Dive Brief:
- Marketers worldwide tend to prefer advertising on established digital platforms such as YouTube, contrasting with consumer sentiment that's generally more positive about advertising they see on newer platforms like TikTok, Kantar found in a study shared with Marketing Dive. Social video app TikTok was No. 1 globally in Kantar's ranking of consumer preferences for digital ad platforms, followed by Instagram, Snapchat, Google and Twitter.
- Consumers preferred channels for advertising are, in order: cinema ads, sponsored events, magazine ads, digital out-of-home and newspapers. Within the marketing industry, the favored ad channels are online video, TV, social media news feeds, streaming TV and social media stories.
- YouTube, Instagram, TikTok and Google are most likely to benefit next year as marketers boost their allocations to digital video. The survey found that linear TV will bounce back, along with digital out-of-home, while offline channels like newspapers, magazines and cinema will face challenges. Kantar surveyed 4,000 consumers and more than 700 senior marketers worldwide.
Dive Insight:
Kantar's research suggests marketers may be over reliant on digital channels for ads, as consumers tend to prefer offline channels overall because these are perceived to be better quality, more trustworthy, less intrusive and not overly targeted, per the report. When it comes to digital, people prefer newer platforms. These findings are at odds with marketers, who prefer digital channels overall, and the more established ones within the space. This could be because on digital, it's easier to access the kind of data that can help marketers target ads, optimize campaigns and show ROI.
Despite the analytics capabilities endemic to digital channels, it's getting harder for marketers to determine where ads should be placed for the greatest success, Kantar found. As such, the findings suggest marketers should pay closer attention to consumers' tastes with an eye toward finding the right balance of digital and offline.
"The rush to digital is understandable because of targeting and measurement capabilities, but saturation, repetition and over-targeting in some environments can make this counterproductive," Duncan Southgate, global brand director of media at Kantar, said in a statement. "Advertisers and agencies need to develop a more quantified understanding of 'medium as message' and the impact different media channels and platform choices can have on their brand goals."
For media platforms, the findings signal a need to keep both advertisers and consumers in mind when crafting new ad innovations so they meet marketers' needs while providing entertainment, Southgate said.
Kantar's study also indicates that marketers are becoming more resourceful, with 60% of survey respondents saying they had cut marketing spend while 30% described the decrease as "a lot." Media consumption habits have changed drastically during the pandemic, making digital platforms a bigger priority for marketers.
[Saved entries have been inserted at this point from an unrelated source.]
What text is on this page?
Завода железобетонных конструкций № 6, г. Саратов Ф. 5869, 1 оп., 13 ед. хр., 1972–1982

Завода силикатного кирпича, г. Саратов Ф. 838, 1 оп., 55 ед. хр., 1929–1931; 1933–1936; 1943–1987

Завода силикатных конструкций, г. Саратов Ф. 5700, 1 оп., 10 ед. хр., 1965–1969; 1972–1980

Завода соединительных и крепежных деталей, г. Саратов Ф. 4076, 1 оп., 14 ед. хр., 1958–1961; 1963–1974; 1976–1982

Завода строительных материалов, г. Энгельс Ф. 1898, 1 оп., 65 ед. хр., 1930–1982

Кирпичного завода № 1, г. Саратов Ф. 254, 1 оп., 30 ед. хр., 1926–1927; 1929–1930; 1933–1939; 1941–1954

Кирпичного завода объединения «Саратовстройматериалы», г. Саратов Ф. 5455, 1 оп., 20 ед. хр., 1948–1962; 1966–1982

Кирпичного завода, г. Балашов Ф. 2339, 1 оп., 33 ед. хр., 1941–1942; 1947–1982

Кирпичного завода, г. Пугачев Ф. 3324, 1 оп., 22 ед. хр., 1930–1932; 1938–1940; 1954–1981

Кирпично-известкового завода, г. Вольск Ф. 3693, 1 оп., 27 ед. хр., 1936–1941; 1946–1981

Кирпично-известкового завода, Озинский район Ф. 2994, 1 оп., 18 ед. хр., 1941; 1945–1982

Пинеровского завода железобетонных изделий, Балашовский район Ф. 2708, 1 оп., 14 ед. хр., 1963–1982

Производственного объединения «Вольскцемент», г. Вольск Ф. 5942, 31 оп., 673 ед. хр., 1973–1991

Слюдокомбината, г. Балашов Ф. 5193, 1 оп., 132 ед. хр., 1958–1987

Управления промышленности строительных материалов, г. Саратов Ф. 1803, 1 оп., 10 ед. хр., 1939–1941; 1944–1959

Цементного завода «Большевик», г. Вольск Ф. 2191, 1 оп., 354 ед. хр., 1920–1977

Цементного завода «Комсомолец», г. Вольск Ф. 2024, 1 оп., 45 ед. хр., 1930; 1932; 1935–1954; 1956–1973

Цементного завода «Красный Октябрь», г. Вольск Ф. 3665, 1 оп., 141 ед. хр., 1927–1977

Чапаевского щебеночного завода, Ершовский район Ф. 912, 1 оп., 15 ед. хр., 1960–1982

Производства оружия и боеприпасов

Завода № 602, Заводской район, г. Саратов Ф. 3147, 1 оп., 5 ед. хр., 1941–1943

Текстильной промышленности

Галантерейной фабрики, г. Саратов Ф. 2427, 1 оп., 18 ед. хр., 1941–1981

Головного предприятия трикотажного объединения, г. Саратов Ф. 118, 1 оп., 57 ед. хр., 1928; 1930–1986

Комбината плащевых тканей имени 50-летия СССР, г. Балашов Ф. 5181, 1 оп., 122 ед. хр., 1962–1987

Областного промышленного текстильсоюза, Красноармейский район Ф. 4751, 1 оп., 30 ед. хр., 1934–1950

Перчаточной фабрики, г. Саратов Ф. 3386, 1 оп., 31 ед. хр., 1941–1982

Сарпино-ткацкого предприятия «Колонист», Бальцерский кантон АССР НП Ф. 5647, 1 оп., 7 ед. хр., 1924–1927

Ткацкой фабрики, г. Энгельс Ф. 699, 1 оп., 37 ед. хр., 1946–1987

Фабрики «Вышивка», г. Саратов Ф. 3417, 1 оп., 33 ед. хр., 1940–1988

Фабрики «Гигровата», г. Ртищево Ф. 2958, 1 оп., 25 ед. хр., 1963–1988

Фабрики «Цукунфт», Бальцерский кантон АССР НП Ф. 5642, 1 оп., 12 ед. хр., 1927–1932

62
They plan to increase their allocations to digital channels including online video, social media, display, branded content, streaming and podcasts, the survey found.
While consumers are more receptive to ads on new formats like TikTok, it's understandable that marketers prefer established platforms like YouTube that have a longer history, larger audiences, more audience data and relationships with ad tech providers. However, Kantar's finding suggests marketers may be missing out on reaching viewers who are more amenable to seeing ads on TikTok than on YouTube. The difference may indicate that TikTok currently is less cluttered, which could change as the app builds out its ad platform over time.
For U.S. marketers, any opportunity with TikTok could be dampened by the considerable doubt surrounding the app's future amid political and corporate squabbles over the app's future ownership. The Trump administration has threatened to ban TikTok in the U.S. because of national security concerns, leading the app's Chinese parent company ByteDance to negotiate a sale. President Trump had tentatively approved a deal that would give U.S.-based companies and investors a controlling stake in TikTok. However, the deal has been marred by conflicting claims over TikTok's future ownership structure and disapproving remarks by the Chinese government's media mouthpiece. Until there's greater reassurance that TikTok won't be banned in the U.S., marketers are likely to avoid committing significant media dollars to the platform.